Alexandra Weck: „We can’t manage, what we don’t measure“, dieser Bekannte und viel zitierte Satz gewinnt durch heute exponentiell verfügbare Datenvolumina mehr und mehr an Wichtigkeit. Dies in Kombination mit steigendem Regulierungsdruck, Anforderungen an IT-Sicherheit und dadurch entstehenden Kosten auch für unsere Beratenden ist aus meiner Sicht in Zukunft eine der wichtigsten Schnittstellen, an denen wir als FFB unterstützen können. Dabei kann eine der Aufgaben sein, durch sicheres Datenmanagement und Analyse einerseits Prozesse zu optimieren und besser auf Kundenbedürfnisse abzustimmen. Auf der anderen Seite sehen sich aber auch immer mehr Anleger mit der Schwierigkeit konfrontiert, ihre eigenen Daten sicher zu schützen. Auch hierbei können Finanzinstitute eine wichtige Rolle spielen, indem sie sichere digitale Safes bzw. Postfächer anbieten – wie auch bisher physische Schließfächer – und die Bank diese Daten mit denselben Mitteln schützt wie die bankeigenen Daten. Ich persönlich denke, dass in fünf bis zehn Jahren Finanzanlagen keine Produkte mehr im eigentlichen Sinne sind, sondern bedarfsgerechte Lösungen, die dem Kunden genau in dessem jeweiligen Bedarfsfall und individualisiert über seine mobilen Endgeräte angeboten werden (Embedded Finance). Zum Beispiel denke ich dabei an eine Art finanziellen Assistenten, der einem Kunden vorschlägt, die kommende Steuerrückzahlung entsprechend anzulegen oder bei der Geburt eines Kindes schon einen Sparplan für künftige Ziele wie Studium, Führerschein etc. anzulegen, und im Hintergrund auch direkt die richtige Anlagestrategie und die richtigen Produkte auswählt. Die Präferenzen des Kunden hinsichtlich Themenschwerpunkten oder auch ESG-Kriterien kennt der digitale Finanzassistent dabei stets oder sagen wir so, er wird sie kennen müssen, und das ist gewiss eine große Herausforderung an die technische Entwicklungsarbeit, die wir leisten müssen.
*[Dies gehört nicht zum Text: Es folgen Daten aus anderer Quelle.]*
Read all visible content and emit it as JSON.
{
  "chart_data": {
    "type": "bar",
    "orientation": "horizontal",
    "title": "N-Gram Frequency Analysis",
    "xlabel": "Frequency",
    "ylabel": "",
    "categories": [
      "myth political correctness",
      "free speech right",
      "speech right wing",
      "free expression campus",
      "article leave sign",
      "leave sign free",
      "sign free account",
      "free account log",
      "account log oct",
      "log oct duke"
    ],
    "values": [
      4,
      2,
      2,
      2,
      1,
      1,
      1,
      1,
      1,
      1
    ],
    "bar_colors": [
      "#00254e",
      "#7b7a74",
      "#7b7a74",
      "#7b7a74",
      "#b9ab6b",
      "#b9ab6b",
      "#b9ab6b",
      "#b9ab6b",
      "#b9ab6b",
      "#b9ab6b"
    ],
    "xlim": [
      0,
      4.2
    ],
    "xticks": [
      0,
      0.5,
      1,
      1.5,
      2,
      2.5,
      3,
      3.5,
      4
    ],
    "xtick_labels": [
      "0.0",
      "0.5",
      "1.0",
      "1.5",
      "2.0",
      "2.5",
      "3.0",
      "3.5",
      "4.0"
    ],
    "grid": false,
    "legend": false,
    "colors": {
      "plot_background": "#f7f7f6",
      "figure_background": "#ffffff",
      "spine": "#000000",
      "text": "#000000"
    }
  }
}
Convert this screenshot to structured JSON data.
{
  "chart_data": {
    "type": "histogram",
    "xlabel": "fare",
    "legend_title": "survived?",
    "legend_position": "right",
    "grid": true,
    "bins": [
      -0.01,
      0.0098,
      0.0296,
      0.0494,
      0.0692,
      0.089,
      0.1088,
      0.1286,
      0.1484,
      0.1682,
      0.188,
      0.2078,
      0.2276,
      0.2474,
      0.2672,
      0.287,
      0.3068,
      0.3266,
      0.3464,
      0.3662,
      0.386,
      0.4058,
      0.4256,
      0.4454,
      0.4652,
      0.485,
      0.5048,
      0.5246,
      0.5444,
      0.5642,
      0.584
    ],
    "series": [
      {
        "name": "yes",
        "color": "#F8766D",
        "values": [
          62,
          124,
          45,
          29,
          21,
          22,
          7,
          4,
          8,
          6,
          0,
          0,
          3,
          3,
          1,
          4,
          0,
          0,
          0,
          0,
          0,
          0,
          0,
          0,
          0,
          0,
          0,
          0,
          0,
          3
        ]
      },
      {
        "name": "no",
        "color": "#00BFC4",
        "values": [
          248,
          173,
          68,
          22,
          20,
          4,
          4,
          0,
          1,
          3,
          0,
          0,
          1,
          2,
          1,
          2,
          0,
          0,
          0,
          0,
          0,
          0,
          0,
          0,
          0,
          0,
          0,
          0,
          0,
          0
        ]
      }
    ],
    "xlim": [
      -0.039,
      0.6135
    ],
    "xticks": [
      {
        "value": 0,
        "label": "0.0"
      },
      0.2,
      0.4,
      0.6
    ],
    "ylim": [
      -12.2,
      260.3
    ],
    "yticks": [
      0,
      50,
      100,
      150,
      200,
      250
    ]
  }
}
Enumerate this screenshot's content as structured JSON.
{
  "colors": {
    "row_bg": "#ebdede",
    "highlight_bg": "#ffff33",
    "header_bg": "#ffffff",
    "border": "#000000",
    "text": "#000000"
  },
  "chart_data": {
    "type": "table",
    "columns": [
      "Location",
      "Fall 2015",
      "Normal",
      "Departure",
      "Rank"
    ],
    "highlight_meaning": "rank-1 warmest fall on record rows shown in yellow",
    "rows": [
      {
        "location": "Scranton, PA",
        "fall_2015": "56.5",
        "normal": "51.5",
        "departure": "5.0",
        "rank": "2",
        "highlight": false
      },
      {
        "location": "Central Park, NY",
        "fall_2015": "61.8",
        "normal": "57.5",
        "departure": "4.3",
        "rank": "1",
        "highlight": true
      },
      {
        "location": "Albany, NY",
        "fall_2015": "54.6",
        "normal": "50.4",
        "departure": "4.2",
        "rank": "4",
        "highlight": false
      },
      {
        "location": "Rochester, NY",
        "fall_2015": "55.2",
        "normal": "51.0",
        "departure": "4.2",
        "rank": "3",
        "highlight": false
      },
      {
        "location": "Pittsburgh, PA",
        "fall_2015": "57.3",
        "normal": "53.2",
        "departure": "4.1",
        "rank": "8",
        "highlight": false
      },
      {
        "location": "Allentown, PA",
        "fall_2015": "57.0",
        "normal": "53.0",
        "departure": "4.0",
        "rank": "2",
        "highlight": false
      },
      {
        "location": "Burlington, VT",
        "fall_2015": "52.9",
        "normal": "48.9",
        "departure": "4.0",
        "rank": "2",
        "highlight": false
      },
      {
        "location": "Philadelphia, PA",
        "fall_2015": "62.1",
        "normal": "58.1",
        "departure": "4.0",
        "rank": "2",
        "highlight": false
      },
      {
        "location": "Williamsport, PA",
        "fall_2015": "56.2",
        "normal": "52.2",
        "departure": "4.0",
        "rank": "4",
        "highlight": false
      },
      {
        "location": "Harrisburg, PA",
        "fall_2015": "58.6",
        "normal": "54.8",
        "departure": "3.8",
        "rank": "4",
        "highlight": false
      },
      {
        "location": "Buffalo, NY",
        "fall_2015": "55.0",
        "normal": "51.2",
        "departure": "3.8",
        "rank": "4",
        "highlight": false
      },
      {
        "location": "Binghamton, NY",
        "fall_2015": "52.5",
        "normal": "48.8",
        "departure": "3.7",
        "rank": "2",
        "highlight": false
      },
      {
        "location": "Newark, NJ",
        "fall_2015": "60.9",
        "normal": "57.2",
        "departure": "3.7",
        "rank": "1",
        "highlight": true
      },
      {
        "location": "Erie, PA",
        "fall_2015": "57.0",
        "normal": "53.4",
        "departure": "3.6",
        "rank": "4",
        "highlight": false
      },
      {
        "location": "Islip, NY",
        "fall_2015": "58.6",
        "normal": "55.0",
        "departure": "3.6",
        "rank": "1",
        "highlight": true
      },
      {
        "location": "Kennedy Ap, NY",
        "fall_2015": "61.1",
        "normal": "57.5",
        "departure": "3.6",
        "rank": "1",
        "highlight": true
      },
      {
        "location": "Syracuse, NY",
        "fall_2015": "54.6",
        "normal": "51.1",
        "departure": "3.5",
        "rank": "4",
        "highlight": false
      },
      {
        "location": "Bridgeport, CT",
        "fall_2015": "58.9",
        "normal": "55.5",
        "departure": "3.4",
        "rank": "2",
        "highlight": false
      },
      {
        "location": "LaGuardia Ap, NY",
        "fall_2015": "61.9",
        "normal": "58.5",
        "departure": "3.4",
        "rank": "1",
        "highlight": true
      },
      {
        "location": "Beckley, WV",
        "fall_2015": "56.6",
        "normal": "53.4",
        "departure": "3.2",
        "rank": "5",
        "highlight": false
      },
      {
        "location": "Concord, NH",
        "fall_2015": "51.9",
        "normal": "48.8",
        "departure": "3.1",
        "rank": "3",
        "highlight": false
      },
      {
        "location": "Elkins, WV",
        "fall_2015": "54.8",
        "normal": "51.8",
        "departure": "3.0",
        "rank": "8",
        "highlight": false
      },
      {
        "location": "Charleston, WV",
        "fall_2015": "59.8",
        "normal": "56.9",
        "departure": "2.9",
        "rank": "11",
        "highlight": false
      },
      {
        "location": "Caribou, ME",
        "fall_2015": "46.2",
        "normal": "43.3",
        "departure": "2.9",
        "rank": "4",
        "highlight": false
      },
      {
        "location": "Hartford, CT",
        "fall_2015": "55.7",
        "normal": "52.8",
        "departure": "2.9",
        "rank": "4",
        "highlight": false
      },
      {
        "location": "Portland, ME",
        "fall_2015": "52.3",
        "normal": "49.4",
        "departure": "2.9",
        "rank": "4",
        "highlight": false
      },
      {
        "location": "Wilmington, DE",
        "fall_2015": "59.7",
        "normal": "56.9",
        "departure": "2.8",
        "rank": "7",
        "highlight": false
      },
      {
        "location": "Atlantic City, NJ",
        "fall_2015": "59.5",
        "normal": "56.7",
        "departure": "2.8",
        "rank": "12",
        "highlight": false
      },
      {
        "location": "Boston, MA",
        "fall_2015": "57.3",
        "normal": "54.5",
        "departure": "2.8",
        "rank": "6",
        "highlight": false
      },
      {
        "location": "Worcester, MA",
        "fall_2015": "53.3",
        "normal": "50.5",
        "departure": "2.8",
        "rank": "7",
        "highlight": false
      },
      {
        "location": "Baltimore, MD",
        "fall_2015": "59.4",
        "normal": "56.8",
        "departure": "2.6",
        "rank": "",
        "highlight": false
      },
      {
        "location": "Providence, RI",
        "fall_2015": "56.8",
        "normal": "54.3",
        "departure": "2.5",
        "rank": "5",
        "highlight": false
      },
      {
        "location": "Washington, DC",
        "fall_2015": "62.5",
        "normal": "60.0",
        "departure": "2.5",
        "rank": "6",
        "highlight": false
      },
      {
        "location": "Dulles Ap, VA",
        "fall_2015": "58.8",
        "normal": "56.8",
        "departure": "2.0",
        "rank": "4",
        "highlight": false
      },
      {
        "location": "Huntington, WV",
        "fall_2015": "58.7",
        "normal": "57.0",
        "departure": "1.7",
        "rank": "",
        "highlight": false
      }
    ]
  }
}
Der Beratende wird hierbei nach wie vor die Rolle eines persönlichen Ansprechpartners des Kunden für qualifizierte Beratung einnehmen, weshalb es so wichtig ist, dass wir diesen aktiv einbinden. Er wird dem Kunden auch in der digitalen Zukunft bei seinen Fragen oder auch Ängsten zur Seite stehen, aber um die reine Administration kümmert sich der digitale finanzielle Assistent.

Frau Weck, Herr Schepanek, Herr Nonner – wir danken für das Gespräch.